(Bloomberg) -- The US Supreme Court said Donald Trump can appear on presidential ballots this year, putting an end to efforts to ban him under a rarely used constitutional provision barring insurrectionists from holding office.
The unanimous ruling Monday overturned a Colorado Supreme Court decision that said Trump forfeited his right to run for president again by trying to overturn his 2020 election loss. The high court acted a day before Super Tuesday, when Colorado and 14 other states and one territory hold presidential primaries.
“Responsibility for enforcing Section 3 against federal officeholders and candidates rests with Congress and not the states,” the court said in an unsigned opinion, referring to the provision in the 14th Amendment that bars insurrectionists from holding office.
A state official in Maine and a judge in Illinois had also declared Trump ineligible to appear on the ballot, and litigation was taking place in other states as well. The high court ruling effectively ends those efforts.
The three liberal justices wrote separately to say the court went further than it needed to in resolving the case. They said in a concurring opinion the court “attempts to insulate all alleged insurrectionists from future challenges to their holding federal office.”
The ruling was perhaps the court's biggest presidential election decision since the 5-4 Bush v. Gore case ended the 2000 deadlock and dealt a blow to the court's reputation.
The voters, represented by the advocacy group Citizens for Responsibility and Ethics, said a five-day hearing in Colorado established that Trump was part of an insurrection that tried to disrupt the peaceful transfer of power to Joe Biden.
The former president told the justices in court papers that efforts to bar him from running would unleash “chaos and bedlam” if successful.
Trump's primary argument was that the president isn't covered by the insurrection clause, which applies to anyone who was an “officer of the United States.” Trump's lawyers said the phrase is a legal term of art that elsewhere in the Constitution excludes the president.

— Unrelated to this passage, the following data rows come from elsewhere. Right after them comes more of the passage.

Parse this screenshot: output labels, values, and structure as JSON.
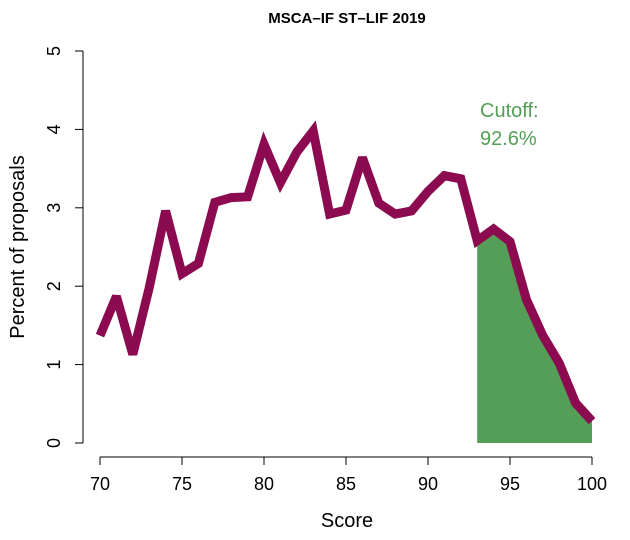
{
  "chart_data": {
    "type": "line",
    "title": "MSCA–IF ST–LIF 2019",
    "xlabel": "Score",
    "ylabel": "Percent of proposals",
    "xlim": [
      70,
      100
    ],
    "ylim": [
      0,
      5
    ],
    "x_ticks": [
      70,
      75,
      80,
      85,
      90,
      95,
      100
    ],
    "y_ticks": [
      0,
      1,
      2,
      3,
      4,
      5
    ],
    "grid": false,
    "series": [
      {
        "name": "Percent of proposals",
        "color": "#8b0a50",
        "x": [
          70,
          71,
          72,
          73,
          74,
          75,
          76,
          77,
          78,
          79,
          80,
          81,
          82,
          83,
          84,
          85,
          86,
          87,
          88,
          89,
          90,
          91,
          92,
          93,
          94,
          95,
          96,
          97,
          98,
          99,
          100
        ],
        "values": [
          1.37,
          1.87,
          1.13,
          1.98,
          2.96,
          2.16,
          2.29,
          3.07,
          3.13,
          3.14,
          3.81,
          3.32,
          3.71,
          3.98,
          2.92,
          2.97,
          3.64,
          3.06,
          2.92,
          2.96,
          3.21,
          3.41,
          3.37,
          2.58,
          2.73,
          2.57,
          1.83,
          1.37,
          1.02,
          0.51,
          0.28
        ]
      }
    ],
    "cutoff": {
      "label_line1": "Cutoff:",
      "label_line2": "92.6%",
      "x_start": 93,
      "color": "#549e57"
    }
  }
}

Trump also argued he didn't “engage in” insurrection. In concluding he did, the Colorado Supreme Court pointed to his unsupported claims of a stolen election, his fiery Jan. 6 speech and his demands that Vice President Mike Pence refuse to certify the results.
Trump also contended that Congress must set up an enforcement system before the insurrection clause can be used. He also said the provision bars people only from holding office, not from running for it.
The case is Trump v. Anderson, 23-719.
(Updates with excerpt from concurring opinion in fifth paragraph.)